The will to laugh at shenanigans and cluelessness, however, may be tested as you see the on-the-ground staffers, volunteers and believers slowly get fired as the Carson campaign wheezes to an ignoble end and the Super-PAC might secretly realize that backing a certain horse after really only one convincing speech might have been a bit presumptuous, although I am unsure if presumptuous is a word in the vocabulary of people who exist in the extreme subsets of American politics. (Notably, Carson ended up in government after all, bizarrely; he endorsed the candidate far outside his values, and was made Secretary of Housing and Urban Development for his political endorsement, praise be to God!)
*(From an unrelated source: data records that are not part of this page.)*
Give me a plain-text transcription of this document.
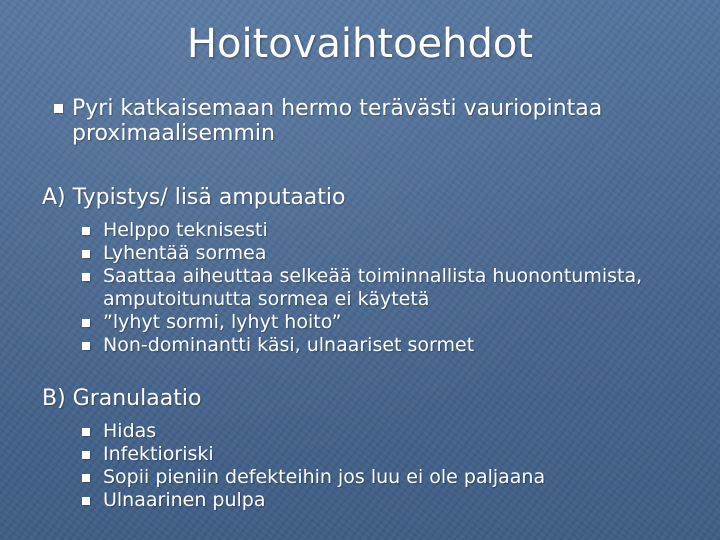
Hoitovaihtoehdot
Pyri katkaisemaan hermo terävästi vauriopintaa proximaalisemmin
A) Typistys/ lisä amputaatio
Helppo teknisesti
Lyhentää sormea
Saattaa aiheuttaa selkeää toiminnallista huonontumista, amputoitunutta sormea ei käytetä
”lyhyt sormi, lyhyt hoito”
Non-dominantti käsi, ulnaariset sormet
B) Granulaatio
Hidas
Infektioriski
Sopii pieniin defekteihin jos luu ei ole paljaana
Ulnaarinen pulpa
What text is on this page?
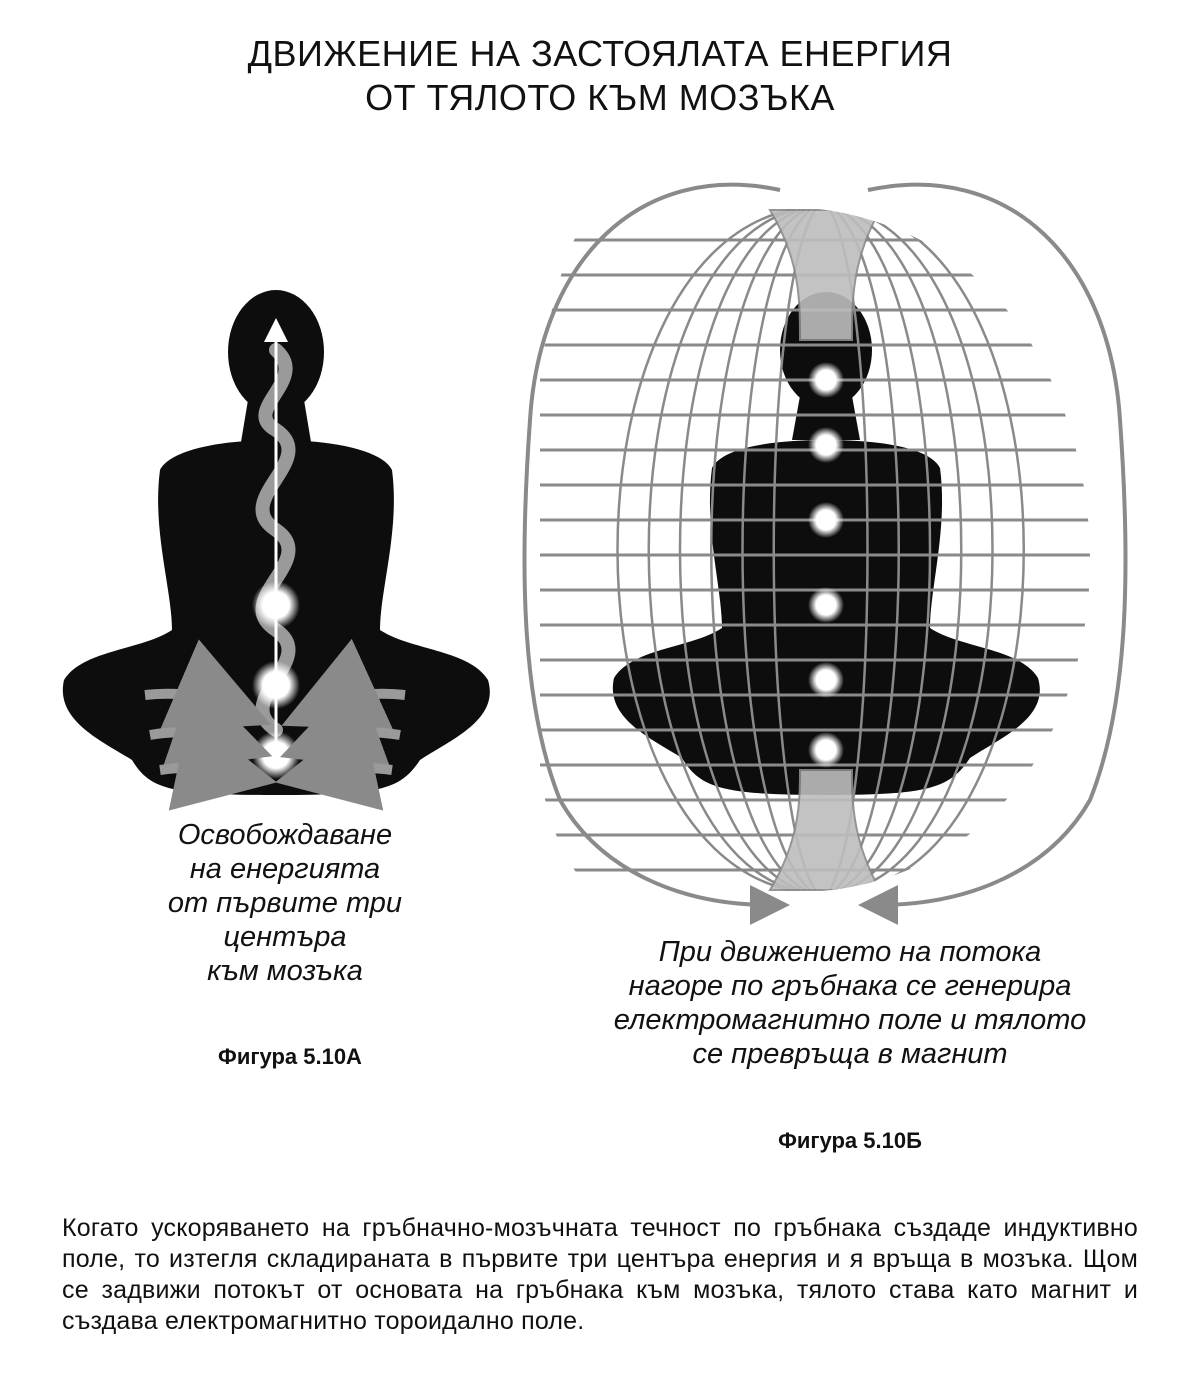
ДВИЖЕНИЕ НА ЗАСТОЯЛАТА ЕНЕРГИЯ
ОТ ТЯЛОТО КЪМ МОЗЪКА
Освобождаване
на енергията
от първите три
центъра
към мозъка
Фигура 5.10А
При движението на потока
нагоре по гръбнака се генерира
електромагнитно поле и тялото
се превръща в магнит
Фигура 5.10Б
Когато ускоряването на гръбначно-мозъчната течност по гръбнака създаде индуктивно поле, то изтегля складираната в първите три центъра енергия и я връща в мозъка. Щом се задвижи потокът от основата на гръбнака към мозъка, тялото става като магнит и създава електромагнитно тороидално поле.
PACmen espouses the truism that someone cannot pray their way into power -- especially if they pontificate on national television that the Egyptian pyramids were built by the Jews for grain storage. Carson had a penchant for demonstrating a woeful lack of foreign policy knowledge, and he combined it with a quiet perplexity, most tellingly demonstrated when he missed his queue to take the stage at a national debate, and looked the nonplussed fool in doing so. Trump managed to make a greater share of policy and political gaffes and scandals (minus the pyramids), but it was his brand, and by owning it, he waltzed straight into office to the profound disappointment of the evangelical Right.
Reality management, a time honoured political endeavour, and faith (also) collapse under the hard light of scrutiny, and the sharp blade of comedy and wit, the very Judas that the Carson campaign labelled as Ted Cruz, was actually the Australian filmmaker hanging about and quietly capturing comedy gold.